Una visitante del Museo del Helado posa para recordar su visita a este lugar. Foto Lenny Castro.
Una visitante del Museo del Helado posa para recordar su visita a este lugar. Foto Lenny Castro.

NUEVA VIDA - Imagínate un lugar donde puedas tener todo el helado que puedas comer y además puedas vivir una experiencia multisensorial única que te hará regresar a la infancia. ¿Has vivido algo parecido? Si aún no lo has hecho tienes que conocer el Museo del Helado.

El Museo del Helado o MOIC (siglas en inglés del museo) es uno de los lugares más originales del mundo.
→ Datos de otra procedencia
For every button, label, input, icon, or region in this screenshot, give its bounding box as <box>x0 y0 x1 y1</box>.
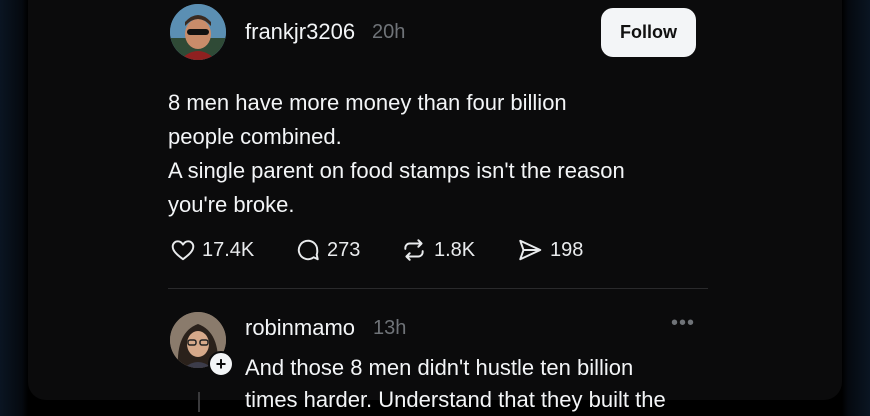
post-body-line: people combined. <box>168 124 342 149</box>
avatar-image <box>170 4 226 60</box>
post-body-line: you're broke. <box>168 192 295 217</box>
avatar[interactable] <box>170 4 226 60</box>
send-icon <box>519 239 542 261</box>
post-timestamp: 20h <box>372 21 406 43</box>
comment-button[interactable]: 273 <box>295 232 360 268</box>
post-username[interactable]: frankjr3206 <box>245 19 355 45</box>
repost-icon <box>404 239 424 261</box>
reply-body-line: And those 8 men didn't hustle ten billio… <box>245 355 634 380</box>
heart-icon <box>171 240 195 261</box>
share-button[interactable]: 198 <box>516 232 583 268</box>
comment-bubble-icon <box>297 239 319 261</box>
reply-username[interactable]: robinmamo <box>245 315 355 341</box>
divider <box>168 288 708 289</box>
follow-button[interactable]: Follow <box>601 8 696 57</box>
reply-post: + robinmamo 13h ••• And those 8 men didn… <box>28 300 842 412</box>
reply-timestamp: 13h <box>373 317 407 339</box>
repost-button[interactable]: 1.8K <box>400 232 475 268</box>
like-button[interactable]: 17.4K <box>170 232 254 268</box>
like-count: 17.4K <box>202 238 255 261</box>
more-options-icon[interactable]: ••• <box>666 312 700 336</box>
reply-body: And those 8 men didn't hustle ten billio… <box>245 352 765 416</box>
repost-count: 1.8K <box>434 238 476 261</box>
feed-panel: frankjr3206 20h Follow 8 men have more m… <box>28 0 842 412</box>
post: frankjr3206 20h Follow 8 men have more m… <box>28 0 842 290</box>
post-body-line: 8 men have more money than four billion <box>168 90 567 115</box>
post-body: 8 men have more money than four billion … <box>168 86 728 222</box>
post-body-line: A single parent on food stamps isn't the… <box>168 158 625 183</box>
thread-line <box>198 392 200 412</box>
follow-plus-icon[interactable]: + <box>208 351 234 377</box>
share-count: 198 <box>550 238 584 261</box>
reply-body-line: times harder. Understand that they built… <box>245 387 666 412</box>
comment-count: 273 <box>327 238 361 261</box>
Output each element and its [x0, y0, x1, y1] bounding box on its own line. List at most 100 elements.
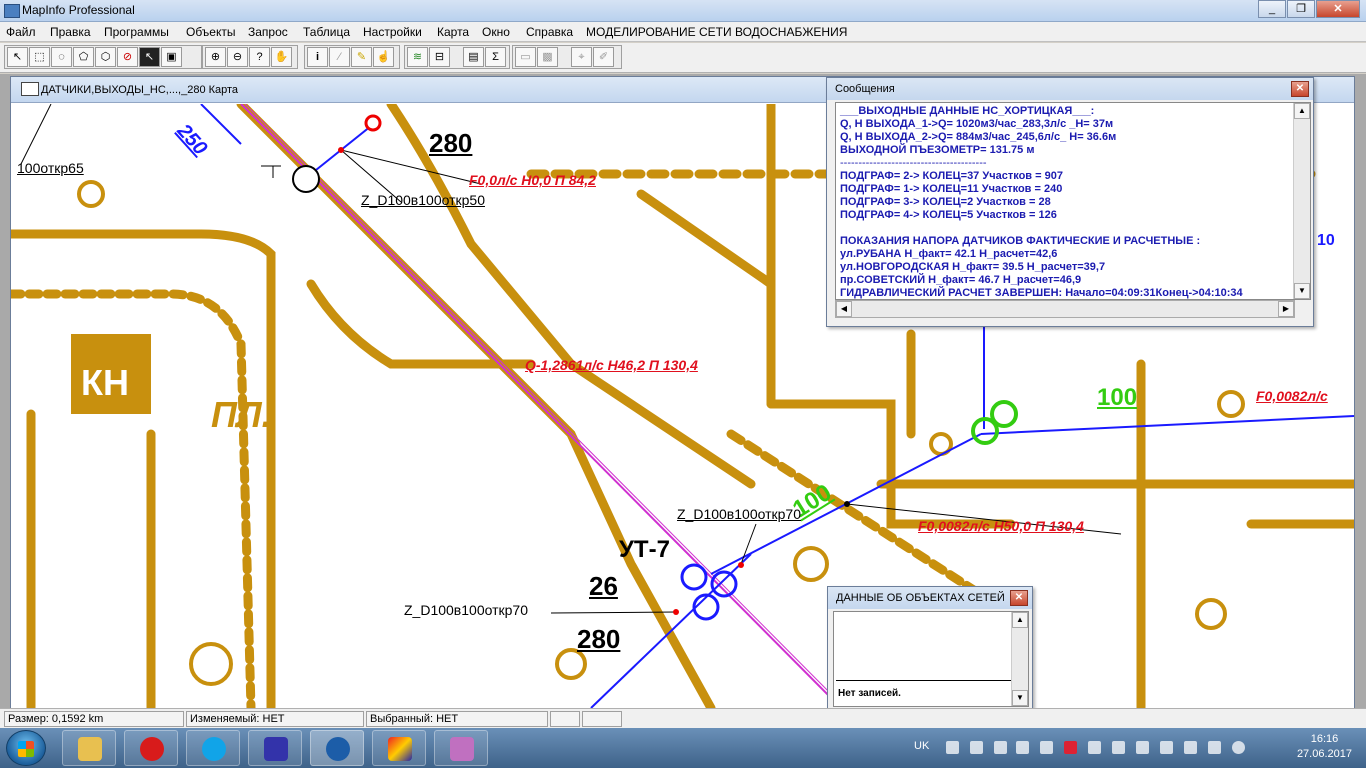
label-f00-h00: F0,0л/с H0,0 П 84,2: [469, 172, 596, 188]
hotlink-icon[interactable]: ⁄: [329, 47, 350, 67]
clip-region-icon[interactable]: ▭: [515, 47, 536, 67]
label-q-h462: Q-1,2861л/с H46,2 П 130,4: [525, 357, 698, 373]
radius-select-icon[interactable]: ◌: [51, 47, 72, 67]
network-objects-list[interactable]: Нет записей. ▲ ▼: [833, 611, 1029, 707]
label-tool-icon[interactable]: ✎: [351, 47, 372, 67]
menu-map[interactable]: Карта: [437, 25, 469, 39]
taskbar-app-6[interactable]: [372, 730, 426, 766]
leader-z70a: [740, 523, 757, 565]
window-controls: _ ❐ ✕: [1257, 0, 1360, 18]
scroll-down-icon[interactable]: ▼: [1294, 283, 1310, 299]
zoom-out-icon[interactable]: ⊖: [227, 47, 248, 67]
layer-control-icon[interactable]: ≋: [407, 47, 428, 67]
menu-query[interactable]: Запрос: [248, 25, 288, 39]
taskbar-opera[interactable]: [124, 730, 178, 766]
minimize-button[interactable]: _: [1258, 0, 1286, 18]
map-building-outline-1: [11, 229, 276, 708]
clock[interactable]: 16:16 27.06.2017: [1297, 732, 1352, 762]
boundary-select-icon[interactable]: ⬡: [95, 47, 116, 67]
message-line: ул.НОВГОРОДСКАЯ H_факт= 39.5 H_расчет=39…: [840, 261, 1106, 273]
status-editable[interactable]: Изменяемый: НЕТ: [186, 711, 364, 727]
menu-settings[interactable]: Настройки: [363, 25, 422, 39]
taskbar-save-app[interactable]: [248, 730, 302, 766]
maximize-button[interactable]: ❐: [1287, 0, 1315, 18]
map-well-3: [1195, 598, 1227, 630]
menu-help[interactable]: Справка: [526, 25, 573, 39]
menu-water-network-modeling[interactable]: МОДЕЛИРОВАНИЕ СЕТИ ВОДОСНАБЖЕНИЯ: [586, 25, 847, 39]
polygon-select-icon[interactable]: ⬠: [73, 47, 94, 67]
legend-icon[interactable]: ▤: [463, 47, 484, 67]
pipe-250: [200, 104, 242, 145]
set-target-icon[interactable]: ▩: [537, 47, 558, 67]
tray-icon-6[interactable]: [1064, 741, 1077, 754]
network-objects-close-button[interactable]: ✕: [1010, 590, 1028, 606]
messages-titlebar[interactable]: Сообщения ✕: [827, 78, 1313, 100]
valve-mid: [844, 501, 850, 507]
info-tool-icon[interactable]: i: [307, 47, 328, 67]
tray-flag-icon[interactable]: [994, 741, 1007, 754]
menu-window[interactable]: Окно: [482, 25, 510, 39]
messages-horizontal-scrollbar[interactable]: ◀ ▶: [835, 300, 1295, 318]
menu-programs[interactable]: Программы: [104, 25, 169, 39]
taskbar-mapinfo[interactable]: [310, 730, 364, 766]
scroll-up-icon[interactable]: ▲: [1012, 612, 1028, 628]
menu-edit[interactable]: Правка: [50, 25, 91, 39]
tray-icon-4[interactable]: [1016, 741, 1029, 754]
start-button[interactable]: [6, 730, 46, 766]
scroll-right-icon[interactable]: ▶: [1278, 301, 1294, 317]
scroll-down-icon[interactable]: ▼: [1012, 690, 1028, 706]
statistics-icon[interactable]: Σ: [485, 47, 506, 67]
language-indicator[interactable]: UK: [914, 740, 929, 752]
network-objects-window: ДАННЫЕ ОБ ОБЪЕКТАХ СЕТЕЙ ✕ Нет записей. …: [827, 586, 1033, 712]
network-objects-titlebar[interactable]: ДАННЫЕ ОБ ОБЪЕКТАХ СЕТЕЙ ✕: [828, 587, 1032, 609]
sensor-top: [364, 114, 382, 132]
valve-ut7: [738, 562, 744, 568]
scroll-up-icon[interactable]: ▲: [1294, 103, 1310, 119]
taskbar-app-7[interactable]: [434, 730, 488, 766]
menu-table[interactable]: Таблица: [303, 25, 350, 39]
message-line: Q, H ВЫХОДА_1->Q= 1020м3/час_283,3л/с _H…: [840, 118, 1114, 130]
invert-selection-icon[interactable]: ▣: [161, 47, 182, 67]
ruler-icon[interactable]: ⊟: [429, 47, 450, 67]
reshape-icon[interactable]: ⌖: [571, 47, 592, 67]
map-window-title: ДАТЧИКИ,ВЫХОДЫ_НС,...,_280 Карта: [41, 84, 239, 96]
tray-icon-8[interactable]: [1112, 741, 1125, 754]
valve-lower: [673, 609, 679, 615]
network-objects-scrollbar[interactable]: ▲ ▼: [1011, 612, 1028, 706]
volume-icon[interactable]: [1208, 741, 1221, 754]
add-node-icon[interactable]: ✐: [593, 47, 614, 67]
network-icon[interactable]: [1184, 741, 1197, 754]
tray-icon-9[interactable]: [1136, 741, 1149, 754]
key-app-icon: [450, 737, 474, 761]
clock-time: 16:16: [1310, 733, 1339, 745]
close-button[interactable]: ✕: [1316, 0, 1360, 18]
select-arrow-icon[interactable]: ↖: [7, 47, 28, 67]
tray-icon-7[interactable]: [1088, 741, 1101, 754]
tray-icon-2[interactable]: [970, 741, 983, 754]
status-selected[interactable]: Выбранный: НЕТ: [366, 711, 548, 727]
change-view-icon[interactable]: ?: [249, 47, 270, 67]
drag-window-icon[interactable]: ☝: [373, 47, 394, 67]
graph-select-icon[interactable]: ↖: [139, 47, 160, 67]
messages-text-area[interactable]: ___ВЫХОДНЫЕ ДАННЫЕ НС_ХОРТИЦКАЯ___: Q, H…: [835, 102, 1311, 300]
messages-close-button[interactable]: ✕: [1291, 81, 1309, 97]
zoom-in-icon[interactable]: ⊕: [205, 47, 226, 67]
label-100-green-right: 100: [1097, 384, 1138, 411]
label-z-d100-otkr70-a: Z_D100в100откр70: [677, 506, 801, 522]
menu-file[interactable]: Файл: [6, 25, 36, 39]
unselect-all-icon[interactable]: ⊘: [117, 47, 138, 67]
taskbar-explorer[interactable]: [62, 730, 116, 766]
taskbar-skype[interactable]: [186, 730, 240, 766]
grabber-hand-icon[interactable]: ✋: [271, 47, 292, 67]
bluetooth-icon[interactable]: [1160, 741, 1173, 754]
marquee-select-icon[interactable]: ⬚: [29, 47, 50, 67]
tray-icon-13[interactable]: [1232, 741, 1245, 754]
scroll-left-icon[interactable]: ◀: [836, 301, 852, 317]
toolbar-group-disabled: ▭ ▩ ⌖ ✐: [512, 45, 622, 69]
tray-app-icon[interactable]: [946, 741, 959, 754]
railway-line-1: [240, 104, 842, 708]
tray-icon-5[interactable]: [1040, 741, 1053, 754]
messages-vertical-scrollbar[interactable]: ▲ ▼: [1293, 103, 1310, 299]
pipe-right: [980, 415, 1354, 435]
menu-objects[interactable]: Объекты: [186, 25, 236, 39]
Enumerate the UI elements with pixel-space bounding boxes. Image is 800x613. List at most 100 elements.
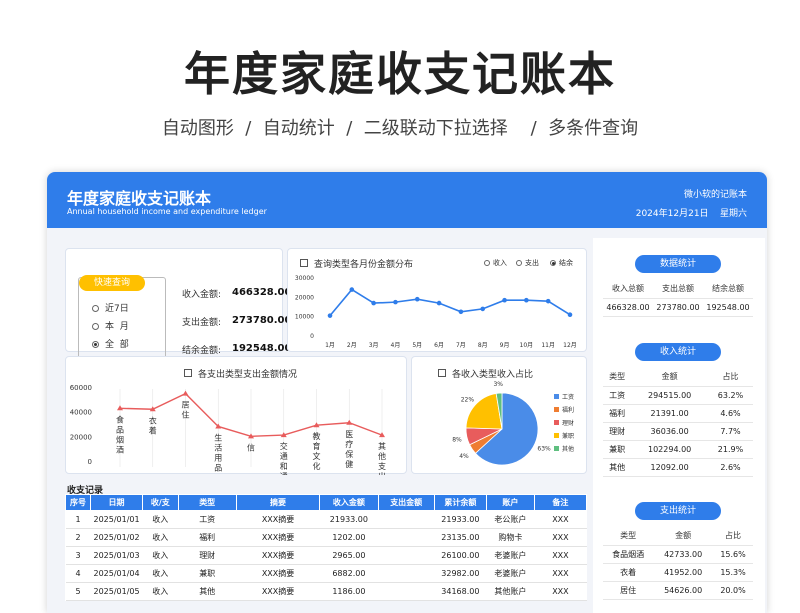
legend-label: 兼职 — [562, 432, 574, 440]
legend-label: 工资 — [562, 393, 574, 401]
legend-label: 其他 — [562, 445, 574, 453]
data-point — [349, 287, 355, 292]
category-label: 通 — [280, 471, 288, 475]
income_stats-header-row: 类型 金额 占比 — [603, 368, 753, 387]
x-tick-label: 4月 — [391, 342, 401, 349]
expense-line-chart: 0200004000060000食品烟酒衣着居住生活用品信交通和通教育文化医疗保… — [70, 384, 386, 475]
data-point — [414, 296, 420, 302]
y-tick-label: 20000 — [70, 433, 92, 441]
category-label: 疗 — [345, 439, 353, 449]
income-stats-title: 收入统计 — [635, 343, 721, 361]
x-tick-label: 1月 — [325, 342, 335, 349]
data-point — [545, 298, 551, 304]
table-row: 其他 12092.00 2.6% — [603, 458, 753, 477]
category-label: 文 — [313, 451, 321, 461]
data-point — [480, 306, 486, 312]
table-row: 1 2025/01/01 收入 工资 XXX摘要 21933.00 21933.00 老公账户… — [65, 510, 587, 529]
dashboard: 快速查询 近7日 本 月 全 部 收入金额: 466328.00 支出金额: 273… — [47, 228, 767, 613]
y-tick-label: 0 — [310, 333, 314, 340]
legend-swatch — [554, 420, 559, 425]
ledger-column-header: 收/支 — [142, 494, 179, 511]
y-tick-label: 10000 — [295, 314, 314, 321]
category-label: 医 — [345, 430, 353, 439]
data-point — [371, 300, 376, 306]
header-author: 微小软的记账本 — [683, 190, 747, 200]
hero-title: 年度家庭收支记账本 — [184, 47, 616, 101]
x-tick-label: 6月 — [434, 342, 444, 349]
y-tick-label: 40000 — [70, 409, 92, 417]
ledger-column-header: 累计余额 — [433, 494, 487, 511]
quick-query-panel: 快速查询 近7日 本 月 全 部 收入金额: 466328.00 支出金额: 273… — [65, 248, 292, 361]
slice-percent-label: 22% — [461, 397, 475, 404]
stats-value-row: 466328.00 273780.00 192548.00 — [603, 298, 753, 317]
table-row: 食品烟酒 42733.00 15.6% — [603, 545, 753, 564]
category-label: 活 — [214, 442, 222, 452]
ledger-column-header: 支出金额 — [377, 494, 435, 511]
x-tick-label: 2月 — [347, 342, 357, 349]
balance-amount: 结余金额: 192548.00 — [182, 343, 292, 356]
hero-subtitle: 自动图形 / 自动统计 / 二级联动下拉选择 / 多条件查询 — [161, 118, 639, 139]
expense_stats-header-row: 类型 金额 占比 — [603, 527, 753, 546]
header-date: 2024年12月21日 星期六 — [635, 209, 747, 219]
data-point — [567, 312, 573, 317]
ledger-column-header: 日期 — [89, 494, 144, 511]
legend-swatch — [554, 446, 559, 451]
category-label: 教 — [313, 431, 321, 441]
table-row: 衣着 41952.00 15.3% — [603, 563, 753, 582]
expense-stats-table: 类型 金额 占比 食品烟酒 42733.00 15.6% 衣着 41952.00 15.3% 居住… — [603, 527, 753, 600]
data-point — [524, 297, 529, 303]
expense-amount: 支出金额: 273780.00 — [182, 315, 292, 328]
legend-swatch — [554, 394, 559, 399]
x-tick-label: 8月 — [478, 342, 488, 349]
slice-percent-label: 8% — [452, 437, 462, 444]
category-label: 衣 — [149, 415, 157, 425]
legend-label: 福利 — [562, 406, 574, 414]
income-pie-panel: 各收入类型收入占比 63% 4% 8% 22% 3% 工资 福利 理财 兼职 其他 — [411, 356, 587, 474]
stats-header-row: 收入总额 支出总额 结余总额 — [603, 280, 753, 299]
ledger-column-header: 备注 — [533, 494, 588, 511]
slice-percent-label: 3% — [493, 381, 503, 388]
x-tick-label: 12月 — [563, 342, 577, 349]
x-tick-label: 5月 — [412, 342, 422, 349]
data-point — [502, 297, 507, 303]
radio-this-month[interactable]: 本 月 — [92, 319, 129, 332]
y-tick-label: 20000 — [295, 294, 314, 301]
category-label: 他 — [378, 451, 386, 461]
income-stats-table: 类型 金额 占比 工资 294515.00 63.2% 福利 21391.00 4.6% 理财 36… — [603, 368, 753, 477]
ledger-column-header: 类型 — [177, 494, 237, 511]
data-point — [458, 309, 464, 315]
y-tick-label: 0 — [88, 458, 92, 466]
ledger-column-header: 收入金额 — [319, 494, 379, 511]
stats-table: 收入总额 支出总额 结余总额 466328.00 273780.00 192548.00 — [603, 280, 753, 317]
monthly-chart-panel: 查询类型各月份金额分布 收入 支出 结余 0 10000 20000 30000 1月 2… — [287, 248, 587, 352]
category-label: 酒 — [116, 445, 124, 454]
header-subtitle-en: Annual household income and expenditure … — [67, 207, 267, 216]
table-row: 4 2025/01/04 收入 兼职 XXX摘要 6882.00 32982.00 老婆账户 X… — [65, 564, 587, 583]
ledger-table: 序号 日期 收/支 类型 摘要 收入金额 支出金额 累计余额 账户 备注 1 2025/01/01 收… — [65, 494, 588, 601]
header-title: 年度家庭收支记账本 — [67, 189, 212, 208]
radio-all[interactable]: 全 部 — [92, 337, 129, 350]
table-row: 福利 21391.00 4.6% — [603, 404, 753, 423]
category-label: 品 — [214, 463, 222, 472]
stats-side-panel: 数据统计 收入总额 支出总额 结余总额 466328.00 273780.00 1925… — [593, 238, 765, 613]
ledger-header-row: 序号 日期 收/支 类型 摘要 收入金额 支出金额 累计余额 账户 备注 — [65, 494, 588, 511]
header-bar: 年度家庭收支记账本 Annual household income and ex… — [47, 172, 767, 228]
slice-percent-label: 4% — [459, 453, 469, 460]
x-tick-label: 11月 — [541, 342, 555, 349]
quick-query-tag: 快速查询 — [79, 275, 145, 291]
ledger-body: 1 2025/01/01 收入 工资 XXX摘要 21933.00 21933.00 老公账户… — [65, 510, 587, 601]
category-label: 生 — [214, 432, 222, 442]
radio-last-7-days[interactable]: 近7日 — [92, 301, 129, 314]
category-label: 烟 — [116, 435, 124, 444]
series-line — [329, 288, 571, 317]
data-point — [182, 390, 189, 396]
slice-percent-label: 63% — [537, 446, 551, 453]
category-label: 化 — [313, 461, 321, 471]
stats-title: 数据统计 — [635, 255, 721, 273]
ledger-column-header: 序号 — [65, 494, 91, 511]
ledger-window: 年度家庭收支记账本 Annual household income and ex… — [47, 172, 767, 613]
income-amount: 收入金额: 466328.00 — [182, 287, 292, 300]
monthly-line-chart: 0 10000 20000 30000 1月 2月 3月 4月 5月 6月 7月 8月 9月 10月 11月… — [295, 275, 577, 349]
table-row: 5 2025/01/05 收入 其他 XXX摘要 1186.00 34168.00 其他账户 X… — [65, 582, 587, 601]
x-tick-label: 7月 — [456, 342, 466, 349]
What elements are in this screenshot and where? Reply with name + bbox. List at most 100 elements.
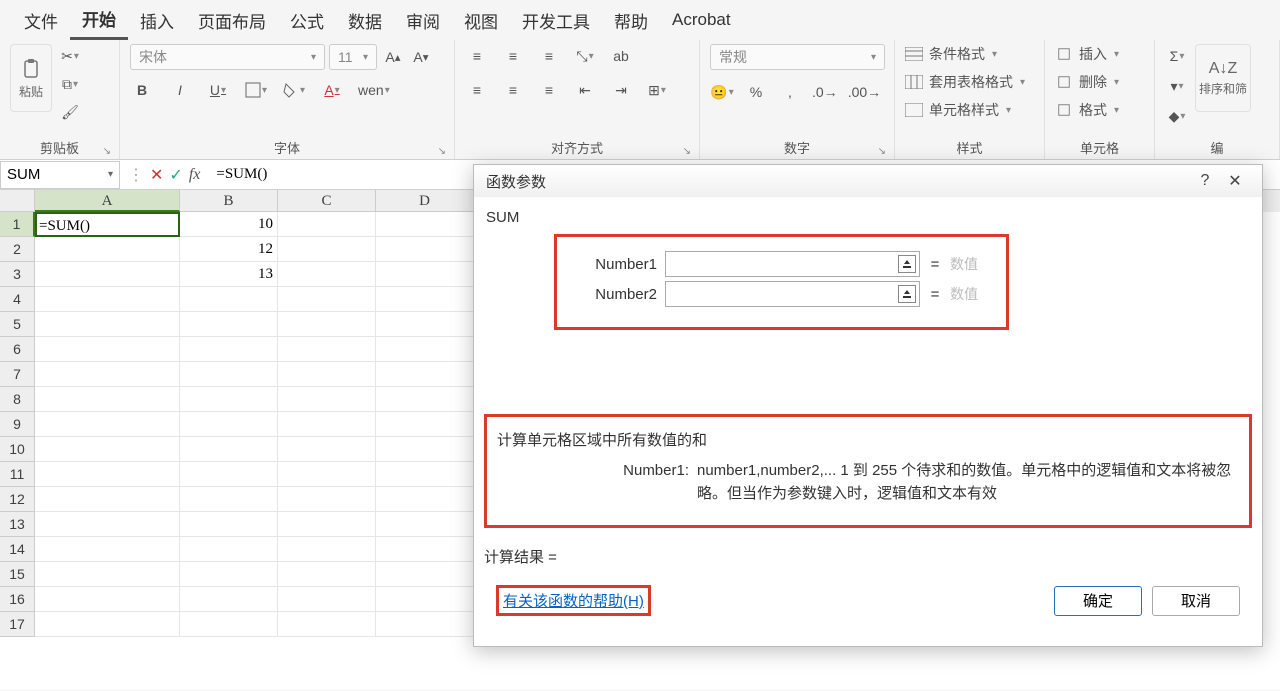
row-header-7[interactable]: 7 <box>0 362 35 387</box>
percent-button[interactable]: % <box>744 80 768 104</box>
cell-b15[interactable] <box>180 562 278 587</box>
row-header-9[interactable]: 9 <box>0 412 35 437</box>
cell-d15[interactable] <box>376 562 474 587</box>
tab-layout[interactable]: 页面布局 <box>186 2 278 39</box>
cell-c13[interactable] <box>278 512 376 537</box>
align-left-button[interactable]: ≡ <box>465 78 489 102</box>
cell-d4[interactable] <box>376 287 474 312</box>
align-middle-button[interactable]: ≡ <box>501 44 525 68</box>
dialog-help-button[interactable]: ? <box>1190 172 1220 190</box>
cell-d3[interactable] <box>376 262 474 287</box>
tab-acrobat[interactable]: Acrobat <box>660 4 743 36</box>
row-header-14[interactable]: 14 <box>0 537 35 562</box>
cancel-formula-button[interactable]: ✕ <box>150 165 163 185</box>
number-format-combo[interactable]: 常规▾ <box>710 44 885 70</box>
row-header-17[interactable]: 17 <box>0 612 35 637</box>
cell-d7[interactable] <box>376 362 474 387</box>
border-button[interactable]: ▾ <box>244 78 268 102</box>
cell-a12[interactable] <box>35 487 180 512</box>
cell-a16[interactable] <box>35 587 180 612</box>
cell-b5[interactable] <box>180 312 278 337</box>
cell-b11[interactable] <box>180 462 278 487</box>
cell-c2[interactable] <box>278 237 376 262</box>
font-dialog-launcher[interactable]: ↘ <box>438 146 446 157</box>
confirm-formula-button[interactable]: ✓ <box>169 165 182 185</box>
cell-d8[interactable] <box>376 387 474 412</box>
tab-data[interactable]: 数据 <box>336 2 394 39</box>
arg2-range-picker[interactable] <box>898 285 916 303</box>
align-bottom-button[interactable]: ≡ <box>537 44 561 68</box>
cell-a11[interactable] <box>35 462 180 487</box>
cell-b16[interactable] <box>180 587 278 612</box>
increase-font-button[interactable]: A▴ <box>381 45 405 69</box>
conditional-format-button[interactable]: 条件格式▾ <box>905 44 997 64</box>
row-header-12[interactable]: 12 <box>0 487 35 512</box>
paste-button[interactable]: 粘贴 <box>10 44 52 112</box>
cell-c11[interactable] <box>278 462 376 487</box>
cell-a1[interactable]: =SUM() <box>35 212 180 237</box>
arg2-input[interactable] <box>665 281 920 307</box>
format-as-table-button[interactable]: 套用表格格式▾ <box>905 72 1025 92</box>
autosum-button[interactable]: Σ▾ <box>1165 44 1189 68</box>
cell-d5[interactable] <box>376 312 474 337</box>
clipboard-dialog-launcher[interactable]: ↘ <box>103 146 111 157</box>
cell-b9[interactable] <box>180 412 278 437</box>
cell-c16[interactable] <box>278 587 376 612</box>
select-all-corner[interactable] <box>0 190 35 212</box>
fill-color-button[interactable]: ▾ <box>282 78 306 102</box>
cell-a5[interactable] <box>35 312 180 337</box>
tab-dev[interactable]: 开发工具 <box>510 2 602 39</box>
cell-c7[interactable] <box>278 362 376 387</box>
font-name-combo[interactable]: 宋体▾ <box>130 44 325 70</box>
copy-button[interactable]: ⧉▾ <box>58 72 82 96</box>
cell-d13[interactable] <box>376 512 474 537</box>
cell-a17[interactable] <box>35 612 180 637</box>
cell-a3[interactable] <box>35 262 180 287</box>
orientation-button[interactable]: ⤡▾ <box>573 44 597 68</box>
arg1-input[interactable] <box>665 251 920 277</box>
col-header-d[interactable]: D <box>376 190 474 212</box>
cell-c6[interactable] <box>278 337 376 362</box>
row-header-10[interactable]: 10 <box>0 437 35 462</box>
row-header-16[interactable]: 16 <box>0 587 35 612</box>
cell-b10[interactable] <box>180 437 278 462</box>
cell-a8[interactable] <box>35 387 180 412</box>
cell-c17[interactable] <box>278 612 376 637</box>
ok-button[interactable]: 确定 <box>1054 586 1142 616</box>
row-header-8[interactable]: 8 <box>0 387 35 412</box>
merge-cells-button[interactable]: ⊞▾ <box>645 78 669 102</box>
cell-d12[interactable] <box>376 487 474 512</box>
cell-c8[interactable] <box>278 387 376 412</box>
row-header-15[interactable]: 15 <box>0 562 35 587</box>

Está ubicado en el corazón de San Francisco, a sólo unas manzanas de Union Square, y ha llevado su magia a otras ciudades como Nueva York, Miami y Los Ángeles.

Desde que pones un pie en la entrada te asaltan olores a azúcar, fresa, vainilla y el rosa es el color predominante. No importa el sabor o qué prefieras, lo tienen en rosa.

Una de las atracciones más populares es la piscina de palitos de dulce o "sprinkles".

En un recorrido por cada una de las salas de exposiciones se saborea, ya que las degustaciones, los olores y el color son una constante.

De acuerdo a Eduardo Pereira, un visitante del lugar, este es "el paraíso para los niños y jóvenes", aunque no deja de mencionar que ha visto a adultos comportarse como infantes en más de alguna atracción de las que ofrece el MOIC.

"Es uno de los lugares más fotografiados del mundo. Los 'influencers' encuentran mucho material de inspiración aquí", puntualizó Pereira, quien se movilizó unos 50 minutos y tuvo que comprar los boletos con mucha anticipación por la demanda, solo para llevar a sus dos hijas y una sobrina para hacerse 'selfies' y videos en el lugar.

La entrada incluye la degustación de diferentes golosinas hechas de helado y en color rosa.

Y su opinión no va desencaminada, ya que originalmente el lugar fue concebido como un experimento artístico que conectara con los millenials de Nueva York, lugar desde donde se movió a San Francisco y otras ciudades.

Según Mary Ellis Bunn y Manish Vora, fundadoras del lugar, la concepción del museo surgió a raíz de que Nueva York - desde su punto de vista - se había quedado sin cosas nuevas para hacer y nada conectaría a los millenials con un proyecto artístico experimental más que un evento que girase en torno al helado.

Museo del Helado

Lo que nunca se imaginaron es que una exhibición itinerante logrará convertirse en permanente gracias a su demanda.

El MOIC logró colarse en el gusto de los californianos, quienes han hecho de él un punto de encuentro y una importante atracción para propios y extraños.

Lo más popular

Una de las atracciones más populares es la piscina de palitos de dulce o "sprinkles", pero también hay un pasillo especial para dulces, los cuales los visitantes pueden llevar a casa, un café retro donde puedes degustar una rica leche con fresa y una sicodélica sala con unicornios, entre otras.

Las salas del MOIC se renuevan cada temporada, lo que les da una razón extra a los visitantes para volver y experimentar siempre algo nuevo y degustar nuevos sabores.